Encoded parentheses are needed to pass a regular expression in a url.
If you do a
WebSearch with
(bla)
:
https://develop.twiki.org/do/view/Bugs/WebSearch?search=%28bla%29
the search string is properly encoded (check search box and url).
But when you write
%ENCODE{"(bla)" type="url"}%
the parentheses are not encoded. If you pass a url with parentheses to a websearch you won't get the same results. The search is effectively broken.
Test:
* %ENCODE{"(text with spaces and parentheses)" type="entity"}%
* %ENCODE{"(text with spaces and parentheses)" type="html"}%
* %ENCODE{"(text with spaces and parentheses)" type="url"}%
* %ENCODE{"(text with spaces and parentheses)"}%
results in:
- (text with spaces and parentheses)
- (text with spaces and parentheses)
- (text%20with%20spaces%20and%20parentheses)
- (text%20with%20spaces%20and%20parentheses)
The code doc at
TWiki.pm->urlEncode
says:
...Only alphanumerics [0-9a-zA-Z], the special
characters $-_.+!*'(), and reserved characters used for their
reserved purposes may be used unencoded within a URL.

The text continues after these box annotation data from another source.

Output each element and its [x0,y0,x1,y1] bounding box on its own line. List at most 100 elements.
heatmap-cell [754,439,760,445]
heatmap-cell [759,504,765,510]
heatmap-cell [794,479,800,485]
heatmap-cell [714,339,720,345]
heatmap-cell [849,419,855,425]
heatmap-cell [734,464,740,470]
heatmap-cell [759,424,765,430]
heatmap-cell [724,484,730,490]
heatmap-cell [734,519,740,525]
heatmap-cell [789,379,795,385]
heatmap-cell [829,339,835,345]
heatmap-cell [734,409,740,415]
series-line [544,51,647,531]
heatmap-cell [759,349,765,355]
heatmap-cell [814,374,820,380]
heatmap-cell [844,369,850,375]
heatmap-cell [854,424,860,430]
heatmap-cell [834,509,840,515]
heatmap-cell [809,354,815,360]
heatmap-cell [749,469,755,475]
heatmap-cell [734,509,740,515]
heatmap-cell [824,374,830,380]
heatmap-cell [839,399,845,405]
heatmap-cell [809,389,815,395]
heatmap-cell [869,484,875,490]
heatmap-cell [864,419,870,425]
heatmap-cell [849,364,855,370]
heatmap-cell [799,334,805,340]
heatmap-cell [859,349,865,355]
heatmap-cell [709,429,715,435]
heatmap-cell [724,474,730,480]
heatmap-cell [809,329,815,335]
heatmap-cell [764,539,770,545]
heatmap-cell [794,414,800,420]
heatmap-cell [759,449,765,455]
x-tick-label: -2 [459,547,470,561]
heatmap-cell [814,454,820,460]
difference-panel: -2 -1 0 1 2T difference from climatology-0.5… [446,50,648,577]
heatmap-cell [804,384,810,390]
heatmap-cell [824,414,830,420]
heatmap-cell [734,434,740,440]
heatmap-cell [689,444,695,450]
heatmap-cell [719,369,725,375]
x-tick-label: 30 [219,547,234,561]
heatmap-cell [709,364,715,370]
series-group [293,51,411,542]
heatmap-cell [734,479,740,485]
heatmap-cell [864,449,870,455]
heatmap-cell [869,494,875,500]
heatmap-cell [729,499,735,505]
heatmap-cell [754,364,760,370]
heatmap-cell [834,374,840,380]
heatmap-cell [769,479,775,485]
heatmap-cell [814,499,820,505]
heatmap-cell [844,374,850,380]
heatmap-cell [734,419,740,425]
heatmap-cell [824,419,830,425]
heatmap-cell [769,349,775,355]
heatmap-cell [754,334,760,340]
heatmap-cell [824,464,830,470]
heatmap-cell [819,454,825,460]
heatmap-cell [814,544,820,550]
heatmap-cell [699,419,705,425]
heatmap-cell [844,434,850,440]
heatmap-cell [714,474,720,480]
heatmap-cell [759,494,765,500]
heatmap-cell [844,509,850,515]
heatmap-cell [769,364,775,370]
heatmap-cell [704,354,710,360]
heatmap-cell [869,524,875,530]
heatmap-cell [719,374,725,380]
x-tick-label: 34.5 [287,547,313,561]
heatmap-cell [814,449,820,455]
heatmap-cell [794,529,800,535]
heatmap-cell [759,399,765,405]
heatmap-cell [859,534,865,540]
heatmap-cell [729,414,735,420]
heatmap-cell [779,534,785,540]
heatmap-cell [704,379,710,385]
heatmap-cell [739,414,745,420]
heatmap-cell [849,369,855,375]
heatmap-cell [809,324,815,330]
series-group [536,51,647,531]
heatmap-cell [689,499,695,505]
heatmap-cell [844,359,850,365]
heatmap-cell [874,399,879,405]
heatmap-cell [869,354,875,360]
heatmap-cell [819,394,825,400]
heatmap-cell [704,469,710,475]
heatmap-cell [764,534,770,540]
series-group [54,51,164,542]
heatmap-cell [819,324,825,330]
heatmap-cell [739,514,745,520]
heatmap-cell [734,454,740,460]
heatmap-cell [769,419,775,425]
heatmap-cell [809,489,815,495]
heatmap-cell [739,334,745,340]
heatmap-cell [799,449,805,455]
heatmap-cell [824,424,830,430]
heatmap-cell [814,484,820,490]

The fix looks easy: change
$text =~ s/([^0-9a-zA-Z-_.:~!*'()\/%])/'%'.sprintf('%02x',ord($1))/ge;
to:
$text =~ s/([^0-9a-zA-Z-_.:~!*'\/%])/'%'.sprintf('%02x',ord($1))/ge;
After the change the test above will print:
- (text with spaces and parentheses)
- (text with spaces and parentheses)
- %28text%20with%20spaces%20and%20parentheses%29
- %28text%20with%20spaces%20and%20parentheses%29
--
AC
That doesn't sound right at all. The purpose of encoding is to stop an illegal URL being generated, but () are
legal in a URL so don't have to be encoded. The text of that comment in TWiki.pm was taken
verbatim from the spec of URLs.
Are you trying to use ENCODE for a purpose for which it wasn't intended? Can you please explain the use-case?
CC
Hmm, my examples here work ok:
I must be doing something wrong. Setting to discarded for now.
AC